We were by my apartment, and with his usual luck, Steve pulled up into a vacant space right in front of the doors.
“Is it too unromantic to say I can’t come in tonight?”
I laughed. “We should be past the point of worrying about things seeming romantic or not, shouldn’t we?” His grandmother’s ring danced in the streetlight’s beam, as I reached up to pat his face. “Don’t worry about me. As long as I can parade you around the reunion, I don’t mind sharing you with Edmonton’s Finest for now.”
He leaned in and we kissed.

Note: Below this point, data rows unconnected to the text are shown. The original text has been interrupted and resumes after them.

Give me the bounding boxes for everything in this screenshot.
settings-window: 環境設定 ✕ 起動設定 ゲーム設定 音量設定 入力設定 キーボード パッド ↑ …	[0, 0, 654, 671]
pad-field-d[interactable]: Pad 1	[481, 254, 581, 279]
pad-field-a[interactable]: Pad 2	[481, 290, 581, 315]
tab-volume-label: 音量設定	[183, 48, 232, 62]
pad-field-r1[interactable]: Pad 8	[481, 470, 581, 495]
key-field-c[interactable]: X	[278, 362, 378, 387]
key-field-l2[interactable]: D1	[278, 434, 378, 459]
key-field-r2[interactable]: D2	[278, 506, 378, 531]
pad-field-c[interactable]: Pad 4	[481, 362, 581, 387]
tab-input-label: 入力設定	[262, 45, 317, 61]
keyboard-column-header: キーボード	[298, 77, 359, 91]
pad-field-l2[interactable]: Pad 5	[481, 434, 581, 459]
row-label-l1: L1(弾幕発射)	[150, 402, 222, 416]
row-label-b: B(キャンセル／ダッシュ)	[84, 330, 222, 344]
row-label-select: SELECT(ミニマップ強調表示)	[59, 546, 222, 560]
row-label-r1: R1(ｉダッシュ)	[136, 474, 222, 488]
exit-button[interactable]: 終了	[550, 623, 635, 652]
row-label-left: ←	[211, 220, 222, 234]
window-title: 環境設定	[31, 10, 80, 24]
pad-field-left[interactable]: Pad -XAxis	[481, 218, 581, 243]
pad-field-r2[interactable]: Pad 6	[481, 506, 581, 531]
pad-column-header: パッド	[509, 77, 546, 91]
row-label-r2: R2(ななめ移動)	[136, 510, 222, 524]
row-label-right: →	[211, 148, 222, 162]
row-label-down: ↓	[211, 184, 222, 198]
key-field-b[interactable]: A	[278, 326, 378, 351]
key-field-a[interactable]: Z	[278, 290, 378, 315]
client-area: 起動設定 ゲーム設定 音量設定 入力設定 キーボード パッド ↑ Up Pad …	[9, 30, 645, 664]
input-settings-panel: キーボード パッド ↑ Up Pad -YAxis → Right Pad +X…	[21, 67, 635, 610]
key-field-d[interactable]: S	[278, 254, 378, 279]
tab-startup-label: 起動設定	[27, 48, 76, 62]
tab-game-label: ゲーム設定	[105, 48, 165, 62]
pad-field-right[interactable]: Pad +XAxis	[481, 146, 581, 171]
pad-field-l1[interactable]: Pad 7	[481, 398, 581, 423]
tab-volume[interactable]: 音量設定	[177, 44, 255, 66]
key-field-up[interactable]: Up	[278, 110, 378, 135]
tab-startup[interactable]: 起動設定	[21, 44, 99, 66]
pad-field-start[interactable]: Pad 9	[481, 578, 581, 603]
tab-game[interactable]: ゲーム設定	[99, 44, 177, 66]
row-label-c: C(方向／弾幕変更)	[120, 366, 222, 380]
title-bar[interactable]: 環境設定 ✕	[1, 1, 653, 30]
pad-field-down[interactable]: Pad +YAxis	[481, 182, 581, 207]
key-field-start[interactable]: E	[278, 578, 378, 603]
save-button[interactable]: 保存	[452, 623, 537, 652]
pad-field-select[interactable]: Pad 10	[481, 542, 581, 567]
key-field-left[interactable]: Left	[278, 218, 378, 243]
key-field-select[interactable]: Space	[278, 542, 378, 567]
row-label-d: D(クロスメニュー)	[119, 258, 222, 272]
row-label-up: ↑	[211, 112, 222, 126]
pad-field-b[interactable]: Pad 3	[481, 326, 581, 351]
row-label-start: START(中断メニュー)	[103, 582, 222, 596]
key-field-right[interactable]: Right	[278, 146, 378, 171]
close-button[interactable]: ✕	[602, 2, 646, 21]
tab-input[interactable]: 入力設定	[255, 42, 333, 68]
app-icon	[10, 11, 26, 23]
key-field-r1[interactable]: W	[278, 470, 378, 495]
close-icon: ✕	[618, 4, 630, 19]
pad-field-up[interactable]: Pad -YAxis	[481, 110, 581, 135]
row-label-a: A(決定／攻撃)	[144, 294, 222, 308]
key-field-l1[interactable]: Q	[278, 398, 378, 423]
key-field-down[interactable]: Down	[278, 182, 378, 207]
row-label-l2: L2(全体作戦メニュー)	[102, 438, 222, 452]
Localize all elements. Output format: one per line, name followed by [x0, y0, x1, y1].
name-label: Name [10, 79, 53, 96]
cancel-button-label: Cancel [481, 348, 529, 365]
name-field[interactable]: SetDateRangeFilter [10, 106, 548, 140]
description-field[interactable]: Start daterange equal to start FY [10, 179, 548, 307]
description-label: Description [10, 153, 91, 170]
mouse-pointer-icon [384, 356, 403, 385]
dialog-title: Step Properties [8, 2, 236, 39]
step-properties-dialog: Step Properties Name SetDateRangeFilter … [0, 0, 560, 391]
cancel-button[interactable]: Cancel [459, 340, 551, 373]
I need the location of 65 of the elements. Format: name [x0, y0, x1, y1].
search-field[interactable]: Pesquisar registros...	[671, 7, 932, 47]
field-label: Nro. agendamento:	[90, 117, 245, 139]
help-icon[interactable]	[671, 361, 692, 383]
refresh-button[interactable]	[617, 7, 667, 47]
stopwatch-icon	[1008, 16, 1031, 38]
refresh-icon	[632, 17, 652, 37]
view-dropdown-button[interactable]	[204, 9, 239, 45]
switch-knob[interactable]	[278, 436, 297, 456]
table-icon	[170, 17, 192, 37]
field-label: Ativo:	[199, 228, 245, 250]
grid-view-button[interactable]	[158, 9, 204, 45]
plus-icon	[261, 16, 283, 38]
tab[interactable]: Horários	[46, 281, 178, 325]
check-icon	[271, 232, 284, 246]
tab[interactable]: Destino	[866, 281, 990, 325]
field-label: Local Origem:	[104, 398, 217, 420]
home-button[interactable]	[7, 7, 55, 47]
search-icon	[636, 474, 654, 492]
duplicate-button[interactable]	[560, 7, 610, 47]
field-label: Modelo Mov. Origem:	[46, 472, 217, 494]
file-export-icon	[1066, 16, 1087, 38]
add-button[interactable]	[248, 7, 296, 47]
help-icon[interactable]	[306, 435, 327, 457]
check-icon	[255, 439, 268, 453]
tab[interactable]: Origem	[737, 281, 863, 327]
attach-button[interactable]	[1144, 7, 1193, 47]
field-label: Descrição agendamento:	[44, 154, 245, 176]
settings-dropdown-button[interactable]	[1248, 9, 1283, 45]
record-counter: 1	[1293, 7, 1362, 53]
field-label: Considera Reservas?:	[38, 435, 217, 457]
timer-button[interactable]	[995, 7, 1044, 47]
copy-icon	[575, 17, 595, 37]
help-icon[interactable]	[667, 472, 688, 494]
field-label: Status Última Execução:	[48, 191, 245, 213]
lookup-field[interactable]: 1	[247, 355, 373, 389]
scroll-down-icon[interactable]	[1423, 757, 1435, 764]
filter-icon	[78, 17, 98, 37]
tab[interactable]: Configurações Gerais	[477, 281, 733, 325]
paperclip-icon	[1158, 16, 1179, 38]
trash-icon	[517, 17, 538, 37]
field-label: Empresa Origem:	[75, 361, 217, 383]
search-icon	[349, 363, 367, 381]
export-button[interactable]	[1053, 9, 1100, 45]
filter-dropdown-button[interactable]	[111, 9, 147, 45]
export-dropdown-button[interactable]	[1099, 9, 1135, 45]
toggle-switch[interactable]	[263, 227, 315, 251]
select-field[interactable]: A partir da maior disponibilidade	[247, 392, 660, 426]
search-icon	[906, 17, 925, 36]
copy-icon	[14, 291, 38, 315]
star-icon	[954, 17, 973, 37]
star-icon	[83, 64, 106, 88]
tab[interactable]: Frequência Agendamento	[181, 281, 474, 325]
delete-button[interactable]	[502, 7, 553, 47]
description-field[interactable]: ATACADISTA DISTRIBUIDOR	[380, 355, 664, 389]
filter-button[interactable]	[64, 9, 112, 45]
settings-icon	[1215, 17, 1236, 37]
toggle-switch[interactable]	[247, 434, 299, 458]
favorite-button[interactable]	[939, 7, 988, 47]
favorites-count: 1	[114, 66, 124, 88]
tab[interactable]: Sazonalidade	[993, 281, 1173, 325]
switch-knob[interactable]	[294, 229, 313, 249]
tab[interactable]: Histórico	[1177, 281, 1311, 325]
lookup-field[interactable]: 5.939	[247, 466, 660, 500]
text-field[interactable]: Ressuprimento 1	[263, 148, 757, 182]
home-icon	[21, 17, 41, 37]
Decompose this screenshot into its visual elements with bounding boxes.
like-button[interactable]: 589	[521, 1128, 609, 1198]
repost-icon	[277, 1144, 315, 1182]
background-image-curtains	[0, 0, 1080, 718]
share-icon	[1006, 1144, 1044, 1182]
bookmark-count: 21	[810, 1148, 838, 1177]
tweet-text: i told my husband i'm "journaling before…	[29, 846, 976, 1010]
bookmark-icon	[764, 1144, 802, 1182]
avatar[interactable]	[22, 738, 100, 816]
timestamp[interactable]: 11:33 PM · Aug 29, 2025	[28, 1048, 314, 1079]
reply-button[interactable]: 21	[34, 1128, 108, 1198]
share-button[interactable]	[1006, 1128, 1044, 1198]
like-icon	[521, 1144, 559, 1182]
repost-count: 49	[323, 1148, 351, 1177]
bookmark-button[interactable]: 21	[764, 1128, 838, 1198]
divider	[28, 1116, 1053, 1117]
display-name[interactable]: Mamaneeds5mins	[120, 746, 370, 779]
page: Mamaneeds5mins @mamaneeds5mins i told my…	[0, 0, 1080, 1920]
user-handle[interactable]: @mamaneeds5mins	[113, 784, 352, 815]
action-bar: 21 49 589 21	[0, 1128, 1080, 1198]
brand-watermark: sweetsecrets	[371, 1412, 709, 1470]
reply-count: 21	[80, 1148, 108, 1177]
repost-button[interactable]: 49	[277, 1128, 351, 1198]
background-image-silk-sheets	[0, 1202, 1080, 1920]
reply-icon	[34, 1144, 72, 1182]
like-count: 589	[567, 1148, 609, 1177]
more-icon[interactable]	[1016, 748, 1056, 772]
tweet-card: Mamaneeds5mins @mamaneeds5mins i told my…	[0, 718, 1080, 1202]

It was the sort of kiss I remembered from when we were first seeing each other, long, searching
and dizzying. I pulled back, finally, and drew a breath.
“Maybe there is something to be said for grand gestures, after all!”
Steve laughed, a bit shakily. He had felt it, too. “Maybe, eh?” I got out and he drove off, leaving me to admire my hand opening the door, checking the mailbox and turning my keys in the locks on my apartment door. It glinted at me, as if to say, “Take care of my boy’s heart.”
“I will,” I whispered. “I will do my best.”
37.
Denise was the first person I told about the engagement, and she squealed with all the delight of a young co-ed in the early minutes of a horror movie. It was gratifying to have a friend to reflect and amplify the feelings one should have at turning point moments in one’s life.
I was still a little bemused and shell-shocked by the whole concept. I wasn’t positive about my motives in accepting the proposal, though I trusted Steve’s in proposing. We loved each other and he wanted us to seal that pact officially. I hoped I wasn’t jumping into security for the sake of security. He deserved so much more than that. I hope we didn’t move too fast.
The best part of the whole situation from my point of view was that I could stop having to call him my “boyfriend.” That had to be the stupidest word for anyone over the age of thirty, and it was what we had been stuck with for more than a decade. Come to think of it, moving fast had not been one of our problems to date.
My work at MacEwan and at home had taken on a strange rhythm of feeling totally normal for as long as it took for my left hand to move somewhere within my peripheral vision, and then segueing into an odd sensation of getting distracted, slightly hot behind the ears, and forgetting for a moment what I was saying. I am not positive my students even noticed, but Valerie spotted the ring a day after it had taken possession of my hand, and was suitably congratulatory.
“Oh Randy, that’s wonderful! Have you set a date yet?” We were standing in the third-floor hallway toward the English main office, where students didn’t go until papers were due.